Despite its benefits, AI raises concerns about the quality of outputs, erosion of ethical journalism principles, and challenges to the right to information. The Paris Charter on AI and Journalism noted: “AI systems have the potential, depending on their design, governance and application, to revolutionise the global information landscape. However, they also present a structural challenge to the right to information. The right to information flows from the freedom to seek, receive and access reliable information. It is rooted in the international legal framework, including the Universal Declaration of Human Rights, the International Covenant on Civil and Political Rights, and the International Partnership for Information and Democracy. This right underpins the fundamental freedoms of opinion and expression.”

Addressing these ethical concerns requires collaboration between AI programmers, Ghanaian media outlets, and policymakers, backed by appropriate legal frameworks. Media outlets must be transparent about AI usage in content production and distribution, ensuring a clear distinction between authentic and synthetic content.

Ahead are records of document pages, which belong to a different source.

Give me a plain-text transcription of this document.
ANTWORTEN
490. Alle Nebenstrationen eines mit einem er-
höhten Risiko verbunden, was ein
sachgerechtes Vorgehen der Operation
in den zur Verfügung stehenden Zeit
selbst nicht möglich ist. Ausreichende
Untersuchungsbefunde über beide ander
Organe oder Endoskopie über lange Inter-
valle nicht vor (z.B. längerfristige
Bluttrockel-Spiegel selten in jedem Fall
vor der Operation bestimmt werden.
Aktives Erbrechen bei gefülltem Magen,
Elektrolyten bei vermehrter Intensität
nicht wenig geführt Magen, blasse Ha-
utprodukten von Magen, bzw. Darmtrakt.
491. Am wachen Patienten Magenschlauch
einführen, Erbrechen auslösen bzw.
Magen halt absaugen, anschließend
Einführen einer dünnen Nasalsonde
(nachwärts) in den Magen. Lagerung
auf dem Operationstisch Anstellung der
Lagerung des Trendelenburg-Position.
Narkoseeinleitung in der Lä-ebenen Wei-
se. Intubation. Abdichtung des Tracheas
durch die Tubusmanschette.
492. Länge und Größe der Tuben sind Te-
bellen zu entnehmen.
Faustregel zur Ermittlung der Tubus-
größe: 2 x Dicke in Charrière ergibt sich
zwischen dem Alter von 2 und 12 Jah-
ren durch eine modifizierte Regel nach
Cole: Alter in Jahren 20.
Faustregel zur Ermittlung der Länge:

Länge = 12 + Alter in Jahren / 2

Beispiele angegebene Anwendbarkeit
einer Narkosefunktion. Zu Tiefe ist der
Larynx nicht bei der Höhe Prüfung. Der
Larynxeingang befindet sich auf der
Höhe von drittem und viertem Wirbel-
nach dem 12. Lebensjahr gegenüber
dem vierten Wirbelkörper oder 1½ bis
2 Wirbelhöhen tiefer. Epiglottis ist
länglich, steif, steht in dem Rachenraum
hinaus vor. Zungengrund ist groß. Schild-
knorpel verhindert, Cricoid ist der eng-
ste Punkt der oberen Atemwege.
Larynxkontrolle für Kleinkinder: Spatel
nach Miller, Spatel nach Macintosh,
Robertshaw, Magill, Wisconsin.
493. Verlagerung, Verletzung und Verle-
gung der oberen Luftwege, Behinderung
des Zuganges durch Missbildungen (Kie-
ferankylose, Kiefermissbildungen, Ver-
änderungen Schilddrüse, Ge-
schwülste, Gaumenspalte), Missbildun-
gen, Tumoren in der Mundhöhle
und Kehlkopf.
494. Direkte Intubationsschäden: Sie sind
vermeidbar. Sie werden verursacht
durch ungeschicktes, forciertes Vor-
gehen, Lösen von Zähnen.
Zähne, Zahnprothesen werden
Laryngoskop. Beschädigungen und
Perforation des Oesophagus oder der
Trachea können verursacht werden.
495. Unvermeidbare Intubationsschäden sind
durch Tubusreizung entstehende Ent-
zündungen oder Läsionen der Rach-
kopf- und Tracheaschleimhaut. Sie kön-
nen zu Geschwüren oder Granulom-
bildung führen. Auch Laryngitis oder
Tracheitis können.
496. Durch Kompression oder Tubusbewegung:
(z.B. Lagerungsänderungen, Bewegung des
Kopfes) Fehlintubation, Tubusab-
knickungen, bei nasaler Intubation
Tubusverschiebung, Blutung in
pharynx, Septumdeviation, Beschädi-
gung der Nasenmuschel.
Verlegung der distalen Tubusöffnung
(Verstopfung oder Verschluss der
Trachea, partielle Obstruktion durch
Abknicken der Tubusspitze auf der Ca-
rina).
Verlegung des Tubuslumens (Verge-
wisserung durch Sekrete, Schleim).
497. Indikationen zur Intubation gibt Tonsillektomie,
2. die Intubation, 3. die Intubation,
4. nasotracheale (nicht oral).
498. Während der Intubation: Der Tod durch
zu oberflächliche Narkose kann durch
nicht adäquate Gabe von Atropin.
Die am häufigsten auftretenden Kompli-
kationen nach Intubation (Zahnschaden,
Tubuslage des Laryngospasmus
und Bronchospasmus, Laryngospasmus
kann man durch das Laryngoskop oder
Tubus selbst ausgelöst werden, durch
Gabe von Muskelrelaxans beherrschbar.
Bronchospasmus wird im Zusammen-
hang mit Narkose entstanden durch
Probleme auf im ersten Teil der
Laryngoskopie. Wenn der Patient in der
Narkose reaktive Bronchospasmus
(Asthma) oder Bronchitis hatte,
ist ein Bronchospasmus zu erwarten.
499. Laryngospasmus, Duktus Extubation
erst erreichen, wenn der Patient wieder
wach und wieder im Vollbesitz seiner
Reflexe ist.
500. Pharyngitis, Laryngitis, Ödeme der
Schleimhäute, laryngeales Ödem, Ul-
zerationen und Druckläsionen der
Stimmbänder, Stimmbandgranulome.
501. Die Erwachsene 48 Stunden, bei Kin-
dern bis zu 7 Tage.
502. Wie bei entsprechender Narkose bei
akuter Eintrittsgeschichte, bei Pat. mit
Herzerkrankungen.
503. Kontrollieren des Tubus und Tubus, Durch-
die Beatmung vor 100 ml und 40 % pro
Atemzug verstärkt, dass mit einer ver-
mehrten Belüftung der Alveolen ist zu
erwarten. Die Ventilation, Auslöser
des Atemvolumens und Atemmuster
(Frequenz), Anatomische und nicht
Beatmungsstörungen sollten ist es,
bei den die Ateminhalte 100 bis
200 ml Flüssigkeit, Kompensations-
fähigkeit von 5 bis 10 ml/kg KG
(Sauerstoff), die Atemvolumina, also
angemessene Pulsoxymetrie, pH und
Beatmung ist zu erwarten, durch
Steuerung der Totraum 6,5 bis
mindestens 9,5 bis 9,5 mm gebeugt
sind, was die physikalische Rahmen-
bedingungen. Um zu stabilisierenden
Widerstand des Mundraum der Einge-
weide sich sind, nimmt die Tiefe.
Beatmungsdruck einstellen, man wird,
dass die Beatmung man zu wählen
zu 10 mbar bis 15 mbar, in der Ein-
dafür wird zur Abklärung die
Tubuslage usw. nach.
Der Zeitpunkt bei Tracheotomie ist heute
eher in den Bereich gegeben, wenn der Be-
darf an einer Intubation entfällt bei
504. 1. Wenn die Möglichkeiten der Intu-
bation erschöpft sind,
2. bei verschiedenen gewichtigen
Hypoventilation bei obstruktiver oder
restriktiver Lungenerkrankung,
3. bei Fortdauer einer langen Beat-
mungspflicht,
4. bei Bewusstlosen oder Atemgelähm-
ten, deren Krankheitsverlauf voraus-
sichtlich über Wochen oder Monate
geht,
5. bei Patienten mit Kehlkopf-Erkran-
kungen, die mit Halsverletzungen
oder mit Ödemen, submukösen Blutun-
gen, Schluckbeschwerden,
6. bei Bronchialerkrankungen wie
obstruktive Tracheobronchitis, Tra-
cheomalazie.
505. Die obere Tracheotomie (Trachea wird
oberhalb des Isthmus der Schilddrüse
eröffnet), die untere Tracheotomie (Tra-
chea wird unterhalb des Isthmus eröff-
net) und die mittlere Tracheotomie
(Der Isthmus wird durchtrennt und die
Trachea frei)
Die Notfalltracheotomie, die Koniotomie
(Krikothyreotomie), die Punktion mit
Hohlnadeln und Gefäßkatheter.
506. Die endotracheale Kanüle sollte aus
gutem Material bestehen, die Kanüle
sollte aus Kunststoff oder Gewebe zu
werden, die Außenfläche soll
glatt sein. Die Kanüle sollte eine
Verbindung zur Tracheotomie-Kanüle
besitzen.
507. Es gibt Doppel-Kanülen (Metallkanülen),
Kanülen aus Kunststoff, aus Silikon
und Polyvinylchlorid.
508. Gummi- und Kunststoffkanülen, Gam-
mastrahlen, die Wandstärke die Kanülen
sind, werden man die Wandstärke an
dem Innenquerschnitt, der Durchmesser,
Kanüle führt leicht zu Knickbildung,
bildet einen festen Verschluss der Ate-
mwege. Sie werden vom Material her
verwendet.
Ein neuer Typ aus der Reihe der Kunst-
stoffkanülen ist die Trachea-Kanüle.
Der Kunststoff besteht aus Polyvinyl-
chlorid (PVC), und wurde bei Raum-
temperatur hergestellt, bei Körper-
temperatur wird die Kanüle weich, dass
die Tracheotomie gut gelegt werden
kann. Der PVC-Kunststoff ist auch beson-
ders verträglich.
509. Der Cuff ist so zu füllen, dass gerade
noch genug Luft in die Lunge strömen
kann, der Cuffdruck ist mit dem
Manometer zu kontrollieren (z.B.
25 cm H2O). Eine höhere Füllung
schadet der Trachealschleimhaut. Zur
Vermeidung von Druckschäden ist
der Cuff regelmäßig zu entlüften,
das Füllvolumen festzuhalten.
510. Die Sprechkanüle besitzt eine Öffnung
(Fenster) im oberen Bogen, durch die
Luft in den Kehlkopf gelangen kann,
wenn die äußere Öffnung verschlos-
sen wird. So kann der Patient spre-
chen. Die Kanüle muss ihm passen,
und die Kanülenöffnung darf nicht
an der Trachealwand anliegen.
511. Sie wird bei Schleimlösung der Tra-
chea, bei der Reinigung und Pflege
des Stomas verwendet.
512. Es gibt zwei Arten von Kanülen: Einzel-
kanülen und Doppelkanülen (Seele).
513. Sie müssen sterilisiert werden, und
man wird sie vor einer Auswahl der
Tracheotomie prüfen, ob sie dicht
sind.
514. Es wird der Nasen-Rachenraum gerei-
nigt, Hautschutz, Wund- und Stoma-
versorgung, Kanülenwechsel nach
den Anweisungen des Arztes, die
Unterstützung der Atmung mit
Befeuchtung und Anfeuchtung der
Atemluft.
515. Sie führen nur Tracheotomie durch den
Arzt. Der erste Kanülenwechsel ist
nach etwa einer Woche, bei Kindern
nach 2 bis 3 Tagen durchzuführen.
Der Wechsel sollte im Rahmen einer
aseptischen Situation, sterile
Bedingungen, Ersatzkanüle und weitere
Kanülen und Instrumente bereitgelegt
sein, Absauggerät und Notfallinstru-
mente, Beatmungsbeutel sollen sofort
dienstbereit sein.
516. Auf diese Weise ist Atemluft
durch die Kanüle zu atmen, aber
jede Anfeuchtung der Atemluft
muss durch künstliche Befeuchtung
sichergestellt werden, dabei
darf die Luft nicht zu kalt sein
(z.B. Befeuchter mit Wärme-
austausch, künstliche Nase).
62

The Paris Charter on AI and Journalism outlines ten core principles to guide media outlets’ interaction with AI. These principles include prioritizing human agency, ensuring accountability for published content, and maintaining transparency in AI system use. Developers of AI tools should credit sources, compensate authors for content used in training AI models, and respect intellectual property rights.

To thrive in the AI era, Ghanaian media outlets must invest in AI expertise, form partnerships with tech companies, develop in-house AI solutions, and train journalists on AI platforms. Quality journalism remains essential for an informed public and a functioning democracy. AI will enhance Ghanaian journalists’ capabilities, allowing them to tackle complex topics, improve efficiency, and boost productivity. However, active governance of AI systems is necessary to ensure ethical compliance, respect for copyrights, fair compensation for content creators, and promotion of the public good.

Kwabena Brakopowers is a journalist, novelist, and essayist whose works focus on politics, migration, social situation, economic and environmental issues. He spends his time writing either in Accra or Monrovia, where he calls his second home.